Tabii ki biz 25'inci maddenin kesinlikle bu torba yasadan çıkarılması gerektiğini düşünüyoruz. Nedeni ise zeytinlikler orada yaşayan insanların en temel geçim kaynaklarından biri. Köylülerin geçim kaynaklarının, hele de deprem yaşamış bir kentin köylülerinin yaşam kaynaklarının, geçim kaynaklarının ellerinden alınmasına göz yumamayız, bunu kabul edemeyiz.

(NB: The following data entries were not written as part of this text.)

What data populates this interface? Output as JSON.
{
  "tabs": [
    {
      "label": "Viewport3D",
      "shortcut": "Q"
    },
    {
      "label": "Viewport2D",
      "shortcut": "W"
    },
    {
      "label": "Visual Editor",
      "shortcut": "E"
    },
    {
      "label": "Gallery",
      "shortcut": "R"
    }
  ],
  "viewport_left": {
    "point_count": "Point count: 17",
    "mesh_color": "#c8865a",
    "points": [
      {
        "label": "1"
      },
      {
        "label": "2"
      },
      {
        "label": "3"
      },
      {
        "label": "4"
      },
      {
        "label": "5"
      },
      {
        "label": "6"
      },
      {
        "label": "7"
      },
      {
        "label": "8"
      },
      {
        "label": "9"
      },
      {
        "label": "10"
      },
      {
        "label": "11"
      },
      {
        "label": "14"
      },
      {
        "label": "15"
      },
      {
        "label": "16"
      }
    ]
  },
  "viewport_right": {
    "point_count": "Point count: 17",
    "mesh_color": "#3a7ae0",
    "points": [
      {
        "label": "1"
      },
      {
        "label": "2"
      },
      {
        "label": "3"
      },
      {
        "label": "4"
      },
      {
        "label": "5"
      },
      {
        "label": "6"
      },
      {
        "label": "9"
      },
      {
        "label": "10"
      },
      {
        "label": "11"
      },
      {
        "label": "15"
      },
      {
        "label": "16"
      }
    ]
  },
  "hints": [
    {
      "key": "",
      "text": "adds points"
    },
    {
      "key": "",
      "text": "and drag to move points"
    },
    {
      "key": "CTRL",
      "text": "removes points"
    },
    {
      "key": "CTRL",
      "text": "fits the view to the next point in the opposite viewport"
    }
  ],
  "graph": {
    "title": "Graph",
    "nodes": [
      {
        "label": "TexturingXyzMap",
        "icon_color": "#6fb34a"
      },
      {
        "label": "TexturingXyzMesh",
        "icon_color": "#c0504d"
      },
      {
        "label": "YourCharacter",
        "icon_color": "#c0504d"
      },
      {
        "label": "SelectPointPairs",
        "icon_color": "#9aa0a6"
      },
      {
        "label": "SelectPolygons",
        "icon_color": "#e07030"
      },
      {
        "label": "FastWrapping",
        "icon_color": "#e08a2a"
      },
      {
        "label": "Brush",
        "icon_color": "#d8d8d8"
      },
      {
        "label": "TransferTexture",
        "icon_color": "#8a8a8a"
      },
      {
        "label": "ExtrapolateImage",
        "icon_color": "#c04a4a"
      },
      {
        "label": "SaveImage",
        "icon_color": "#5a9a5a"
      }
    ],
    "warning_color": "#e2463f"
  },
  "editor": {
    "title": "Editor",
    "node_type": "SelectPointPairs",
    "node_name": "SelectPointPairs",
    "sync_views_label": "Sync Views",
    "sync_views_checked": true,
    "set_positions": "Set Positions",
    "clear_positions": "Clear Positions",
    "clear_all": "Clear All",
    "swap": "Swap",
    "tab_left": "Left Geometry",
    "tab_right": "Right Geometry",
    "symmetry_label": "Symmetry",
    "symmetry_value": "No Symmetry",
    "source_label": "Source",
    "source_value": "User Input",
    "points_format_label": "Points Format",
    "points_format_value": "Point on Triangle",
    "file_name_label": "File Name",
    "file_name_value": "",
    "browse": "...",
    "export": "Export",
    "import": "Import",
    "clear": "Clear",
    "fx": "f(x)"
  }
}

Bakın, burada, tabii ki AKP'nin bu konudaki karnesi çok kötü olduğu için, Kaz Dağları Soma Yırca, İstanbul-İzmir Otoyolu, Ayvalık, Babakale; buralarda milyonlarca zeytin ağacı kesildiği için ve toplam olarak milyonlarca ağaç kesildiği için AKP'ye bu konuda bir itimat ve güven yok. Biz bunu dillendirdik, dillendirmeye de devam edeceğiz. Kendileri de AKP iktidarı da bunun farkında ki bugün bu maddeyle ilgili yeni bir düzenleme getirdi ve düzenlemede diyor ki: Kroki ve koordinat listesinde yer alan orman vasıflı alanlar, zeytinlik ve zeytinlik alanlarını kapsayacak sadece. Buna da kesinlikle karşıyız, neden karşı olduğumuzu biraz önce söyledik. Zeytinlik, zeytin ağacı aynı zamanda bir toplumun kültürel değerlerini yansıtan bir şeydir, biraz önce yine ifade ettiğim gibi, bir geçim kaynağıdır. Bu nedenlerle zeytinliklerin kesilmesine asla müsaade edilmemelidir.

Ayrıca da Hatay'la ilgili, zeytinliklerin yanı sıra acele kamulaştırılan bölgeler var; Gülderen, Karaali, Dikmece gibi yerler. Arap Alevilerinin yoğun yaşadığı bir bölgelerdir buralar ve depremin ilk anından itibaren oradaki halkta şu duygu hâkimdir: "Demografik yapı değiştirilmek isteniyor. Allah'ın lütfu olarak bu depremi gördüler ve bizi Hatay'dan kovmak istiyorlar." Bu duyguyu bu Meclis anlamak zorunda, bu hassasiyeti bu Meclis göstermek zorunda, bu anlayışı göstermek zorunda. Depremzedelerin yaşadıkları acılara ve travmalara yenilerini eklemeye hiç kimsenin hakkı yok, buna da müsaade etmeyeceğiz kesinlikle.

Demografik yapının değişimiyle ilgili yaşanan kaygıların gerekiyor ve her nedense acele kamulaştırma bu bölgede yapıldığı için toplum bu konuda çok derin bir kaygı yaşıyor. Bu kaygının altını burada kalın kalın çizmek istiyorum.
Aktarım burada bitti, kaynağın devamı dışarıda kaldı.